Please welcome Elizabeth Packer as the latest ex-pat contributor to Good. Food. Stories. A recent college grad currently living in France, where she teaches English, Elizabeth shares her adventures in spice-hunting with us today.
“What is it with you North Americans and spicy things?” my Scottish roommate asked, as I bemoaned yet again the lack of heat in my diet to our sympathetic Canadian neighbor, who was also experiencing chili withdrawal.
Two months ago I moved to France, a country renowned for its rich cuisine. The wine, the bread, the pastries, the cheese… what’s not to love? Everyone knows the French eat well, and on top of that, amongst all their pastries and patés, they somehow manage to stay rather trim. Moreover, I am lucky enough to live in the Franche-Comté region, nestled close to the Swiss border, full of farms that produce some of the country’s best cheese and restaurants that proudly serve fondue à la Franc-Comtois. After sampling the local fondue, I’m hard pressed to think of something more delicious than a bubbling pot of melted cheese, splashed with wine, accompanied by crusty chunks of baguette.
And believe me, I am content to gorge on croissants and Comté (the local fromage of choice)—my roommate and I go through about half a kilo of cheese a week. Startling, I know. Yet I find myself missing spice. I’m from Washington, D.C., where ethnic eateries abound, and I find myself drawn to dishes with a healthy heat—curries that make you sweat, stir-fries flecked with hot chili and Thai basil, berbere-laced stews. I went to college in Los Angeles, where a meal wasn’t complete until it was drizzled with Tapatio hot sauce and weekends were often spent in search of the best tacos and the brightest, zippiest salsas.
Spicy food is exciting. It’s sexy. Why do you think Latin lovers are always posing with bright red chilies? Penelope Cruz, I’m looking at you. I love feeling the tinge of heat that carefully walks the line between flavor and pain, the anticipation of the slow burn that spreads along your palate. Bold bursts of chili bring out a dish’s complexity, the heat allowing you to pick up other, more subtle, tastes and flavors. Spicy food awakens your taste buds; it makes you sweat, sometimes even brings tears to your eyes, but it always makes you feel alive.
After weeks of the Franc-Comtois diet—cheese, quiche, potatoes, smoked pork sausage, more cheese—I realized I desperately needed to put some spice, quite literally, back into my life. I called my parents and asked them to send hot sauce, either Tapatio or Sriracha, as soon as possible. In the meantime, I browsed the “ethnic” food section at my local grocery store. Boxes of Old El Paso Taco Kits weren’t going to cut it. The same for the “Mexican Sauce” sitting at the end of the shelf—it looked like tomato sauce, and sugar was a main ingredient.

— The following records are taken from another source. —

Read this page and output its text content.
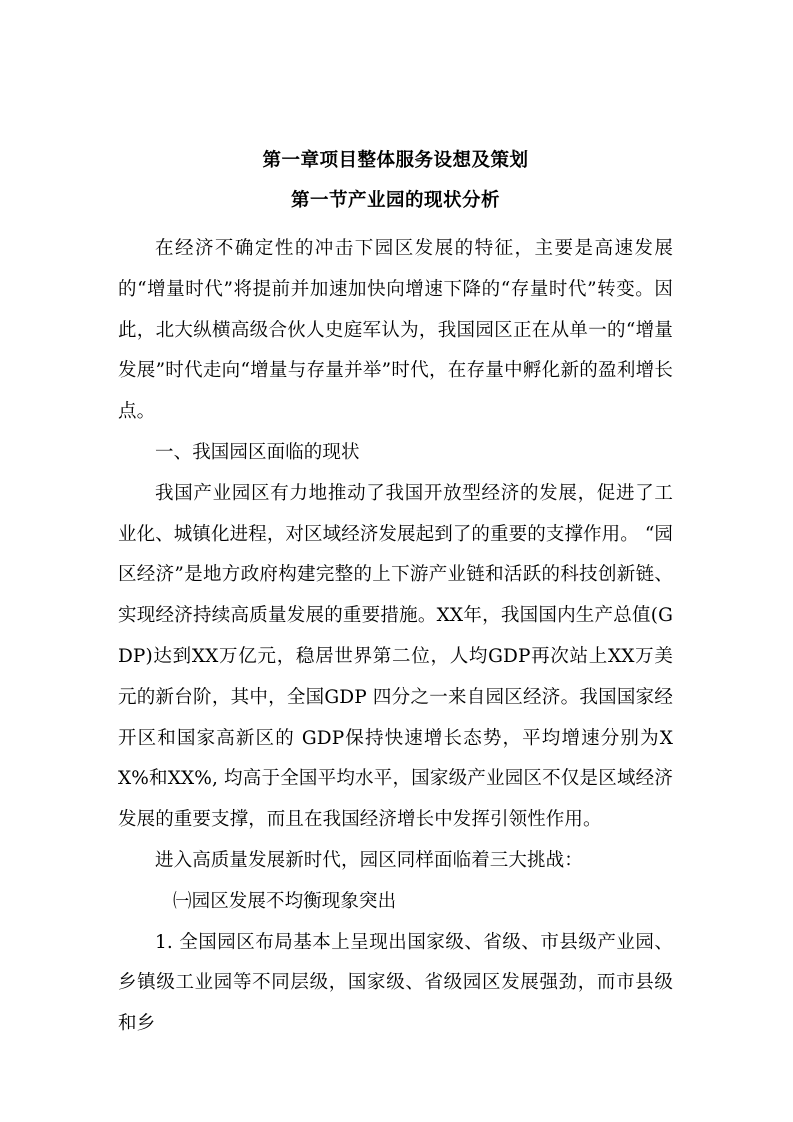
第一章项目整体服务设想及策划
第一节产业园的现状分析

在经济不确定性的冲击下园区发展的特征，主要是高速发展的“增量时代”将提前并加速加快向增速下降的“存量时代”转变。因此，北大纵横高级合伙人史庭军认为，我国园区正在从单一的“增量发展”时代走向“增量与存量并举”时代，在存量中孵化新的盈利增长点。

一、我国园区面临的现状

我国产业园区有力地推动了我国开放型经济的发展，促进了工业化、城镇化进程，对区域经济发展起到了的重要的支撑作用。 “园区经济”是地方政府构建完整的上下游产业链和活跃的科技创新链、实现经济持续高质量发展的重要措施。XX年，我国国内生产总值(GDP)达到XX万亿元，稳居世界第二位，人均GDP再次站上XX万美元的新台阶，其中，全国GDP 四分之一来自园区经济。我国国家经开区和国家高新区的 GDP保持快速增长态势，平均增速分别为XX%和XX%, 均高于全国平均水平，国家级产业园区不仅是区域经济发展的重要支撑，而且在我国经济增长中发挥引领性作用。

进入高质量发展新时代，园区同样面临着三大挑战：

㈠园区发展不均衡现象突出

1. 全国园区布局基本上呈现出国家级、省级、市县级产业园、乡镇级工业园等不同层级，国家级、省级园区发展强劲，而市县级和乡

That’s when I noticed the harissa. Plopped next to bags of couscous and cans of sardines were little plastic pots of harissa, a North African chili paste. I’d heard of it before, but never sampled it. The ingredient list seemed to fit what I was looking for: a whopping 70 percent chili peppers. I was surprised to see that despite its Arabic labeling and its Mahgrebian roots, this particular harissa was made in France.
So I took my harissa home and eagerly began spicing up my food—stirring it into soups, spreading it on baguettes, mixing it into roasted veggies—happily giving me the burn I craved. Harissa has garlicky, smoky undertones that I appreciate, and a gentle heat. I’m eager to try other brands of harissa, as I’ve heard some blends contain coriander, one of my favorite herbs. I still miss my Tapatio and Thai take-out for heating up cold winter nights, but for now, harissa is just the right spice. Merci for that.